29,Ağustos,1921 ; 5 gündür güçlendirilmiş Yunan 7. tümeni Polatlı’yı almak için uğraşıyor, ancak 29 Ağustos günü de saldırıyı sürdürmelerine rağmen, Polatlı’ya varmalarına kuş uçuşu 8 kilometre daha vardır. Ezineli köyü Yunanlılarca işgal edildi. Gün doğarken Ezineli köyü geri alındı. Toydemir köyü

Yunanlılar Gece yarısı Çaldağ yakınlarındaki küçük bir tepeyi ele geçirdi.. 

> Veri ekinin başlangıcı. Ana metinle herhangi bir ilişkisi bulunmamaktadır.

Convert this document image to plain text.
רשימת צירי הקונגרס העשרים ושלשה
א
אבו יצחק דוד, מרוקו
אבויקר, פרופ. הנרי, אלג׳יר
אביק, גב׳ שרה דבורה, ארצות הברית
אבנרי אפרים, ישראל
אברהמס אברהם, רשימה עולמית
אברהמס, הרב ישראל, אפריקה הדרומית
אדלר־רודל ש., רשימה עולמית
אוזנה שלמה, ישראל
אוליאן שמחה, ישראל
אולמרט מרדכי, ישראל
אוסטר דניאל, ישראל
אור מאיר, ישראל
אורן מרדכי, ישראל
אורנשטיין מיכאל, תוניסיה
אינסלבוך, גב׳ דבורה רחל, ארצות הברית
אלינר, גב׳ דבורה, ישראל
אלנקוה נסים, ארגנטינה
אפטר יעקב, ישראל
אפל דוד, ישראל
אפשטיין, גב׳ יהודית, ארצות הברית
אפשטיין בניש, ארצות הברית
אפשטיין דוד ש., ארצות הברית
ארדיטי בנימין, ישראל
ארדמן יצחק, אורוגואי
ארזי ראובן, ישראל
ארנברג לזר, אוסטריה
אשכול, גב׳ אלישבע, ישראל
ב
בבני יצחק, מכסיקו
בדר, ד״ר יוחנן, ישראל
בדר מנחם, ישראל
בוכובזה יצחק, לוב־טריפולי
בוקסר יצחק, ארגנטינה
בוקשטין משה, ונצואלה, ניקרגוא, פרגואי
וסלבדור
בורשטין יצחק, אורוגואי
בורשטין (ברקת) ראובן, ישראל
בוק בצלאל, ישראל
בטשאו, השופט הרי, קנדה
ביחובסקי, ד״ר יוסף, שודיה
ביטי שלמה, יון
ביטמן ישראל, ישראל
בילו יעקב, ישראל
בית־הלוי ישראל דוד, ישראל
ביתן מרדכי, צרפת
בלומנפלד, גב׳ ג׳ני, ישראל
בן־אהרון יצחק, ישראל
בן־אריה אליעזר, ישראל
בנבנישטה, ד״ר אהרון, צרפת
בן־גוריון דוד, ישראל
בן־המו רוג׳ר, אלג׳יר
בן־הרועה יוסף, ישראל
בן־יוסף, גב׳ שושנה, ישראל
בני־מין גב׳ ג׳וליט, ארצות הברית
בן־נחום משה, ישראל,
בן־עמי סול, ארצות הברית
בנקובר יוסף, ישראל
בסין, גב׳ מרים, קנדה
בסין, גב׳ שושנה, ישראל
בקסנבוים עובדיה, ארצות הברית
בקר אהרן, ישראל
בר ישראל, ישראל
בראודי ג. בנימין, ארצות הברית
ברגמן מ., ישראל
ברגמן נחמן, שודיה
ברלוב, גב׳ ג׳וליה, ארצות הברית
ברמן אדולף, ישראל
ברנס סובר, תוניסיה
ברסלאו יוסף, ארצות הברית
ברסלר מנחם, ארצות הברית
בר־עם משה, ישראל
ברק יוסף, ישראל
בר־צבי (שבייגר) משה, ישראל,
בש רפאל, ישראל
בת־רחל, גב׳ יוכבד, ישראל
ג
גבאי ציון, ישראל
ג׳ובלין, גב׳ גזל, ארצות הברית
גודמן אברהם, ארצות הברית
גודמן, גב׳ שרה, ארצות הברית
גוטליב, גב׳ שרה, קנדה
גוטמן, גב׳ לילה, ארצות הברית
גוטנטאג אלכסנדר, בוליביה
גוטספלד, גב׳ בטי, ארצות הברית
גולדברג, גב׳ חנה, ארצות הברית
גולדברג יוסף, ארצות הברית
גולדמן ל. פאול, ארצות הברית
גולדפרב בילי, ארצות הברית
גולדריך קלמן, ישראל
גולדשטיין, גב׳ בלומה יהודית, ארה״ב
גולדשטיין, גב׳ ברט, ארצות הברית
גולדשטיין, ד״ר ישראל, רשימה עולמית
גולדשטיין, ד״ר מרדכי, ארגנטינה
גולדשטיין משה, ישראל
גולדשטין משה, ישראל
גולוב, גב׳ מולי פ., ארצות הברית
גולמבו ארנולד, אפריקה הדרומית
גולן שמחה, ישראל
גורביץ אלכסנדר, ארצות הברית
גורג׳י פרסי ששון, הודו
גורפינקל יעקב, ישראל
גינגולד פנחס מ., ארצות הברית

İngiliz haber alma örgütünün Anadoludaki uzantısı Black Jumbo Türk askeri sırlarını saati saatine İstanbul’a aktarmaya devem ediyor onlar da bu bilgileri Yunan Küçük Asya Orduları komutanı Popoulas’a bildiriyordu. Türk’ün ölüm kalım savaşı verdiği günlerde, satılık kişilerin cephe yakınlarına sızmış olmaları çok acıydı. geçirdiler. 15 Tümen 56. Alayı tepeyi geri alabilmek için çabalıyordu. 2.Taburdan Harun çavuş sorumluluğunda 15 fedai el bombalarıyla Tepeye sızdı. Yunan Makineli tüfeklerini susturdu. iki şehit vererek geri döndü. Alay Soğulca sırtlarına mevzilendi.

Bu kanatta Haymana kaplıcası ve çevresi, büyük bir hastaneye dönmüştü. İleri birliklerden sürekli yaralı kafileleri geliyor, operatörler uyumaya zaman bulamıyorlardı.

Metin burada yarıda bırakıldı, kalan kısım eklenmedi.